Un mondo d’argento per la nuova Simeoni

Il mondiale di atletica si chiude con la terza medaglia azzurra. Obbiettivo centrato

Specchiamoci tutti nell’esuberante sorriso di Antonietta Di Martino, italiana purosangue, ultima medaglia azzurra dell’atletica ai mondiali di Osaka. È stato argento, ma vale un oro. Conquistato nel salto in alto, dove la concorrenza è assoluta e le fuoriclasse non mancano. Ultimo squillo per un’Italia piccola, piccola nei numeri e nella gran parte dei suoi componenti, ma per una volta assolutamente in linea con l’obbiettivo proposto e previsto: cercava tre medaglie e tre sono state. I «numeri uno», Howe, Schwazer e appunto la Di Martino, non hanno tradito. Qualcuno ha dato il massimo suo (Howe e Di Martino), Schwazer ha buttato l’occasione per un oro. Ma qualcosa ha ugualmente portato a casa. E questo è un gran conforto e, per certi versi, una novità per lo sport italiano che, quando chiede risposte ai suoi protagonisti, rischia spesso la disillusione. Due argenti e un bronzo sono sostanza per un movimento che mette sconforto in molte altre componenti.
Antonietta Di Martino ricorda tanto Sara Simeoni, pur con il rischio di sminuire l’una e l’altra continuando in questo gioco delle parti. Sara non tradiva mai nei momenti decisivi e Antonietta ha imparato la sua lezione: miscela di grinta, determinazione, voglia di vincere. Sara saltava forte anche se stava male. Antonietta ha imparato a star male prima di saltare alto.

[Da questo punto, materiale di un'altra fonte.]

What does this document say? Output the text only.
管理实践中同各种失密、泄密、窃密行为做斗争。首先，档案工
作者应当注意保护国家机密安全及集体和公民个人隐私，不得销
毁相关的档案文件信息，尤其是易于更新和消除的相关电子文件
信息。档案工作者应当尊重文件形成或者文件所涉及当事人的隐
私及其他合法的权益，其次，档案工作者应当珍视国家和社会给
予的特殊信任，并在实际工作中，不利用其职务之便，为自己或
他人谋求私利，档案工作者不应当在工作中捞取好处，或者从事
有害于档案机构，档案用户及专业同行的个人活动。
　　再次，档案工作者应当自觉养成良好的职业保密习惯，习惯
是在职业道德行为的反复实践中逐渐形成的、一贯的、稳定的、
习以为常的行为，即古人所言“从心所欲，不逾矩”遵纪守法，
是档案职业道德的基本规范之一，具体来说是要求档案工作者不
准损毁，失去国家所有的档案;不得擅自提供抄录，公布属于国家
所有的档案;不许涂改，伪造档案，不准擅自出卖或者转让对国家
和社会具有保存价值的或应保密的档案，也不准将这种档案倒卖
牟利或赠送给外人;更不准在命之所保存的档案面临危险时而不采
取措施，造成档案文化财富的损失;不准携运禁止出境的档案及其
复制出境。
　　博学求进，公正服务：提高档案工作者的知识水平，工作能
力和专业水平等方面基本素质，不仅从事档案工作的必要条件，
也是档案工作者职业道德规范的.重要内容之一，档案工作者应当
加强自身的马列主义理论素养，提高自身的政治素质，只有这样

Sara era veneta, Antonietta campana: c’è di mezzo un’Italia di distanza, ma il bello di una ragazza che parla un buon italiano e non ha sangue distillato fra varie nazioni. I mondiali chiudono senza record del mondo, con un’atletica meno spettacolare, ma forse più vera e umana. E fra gli umani ci stanno bene tre ragazzi nostri.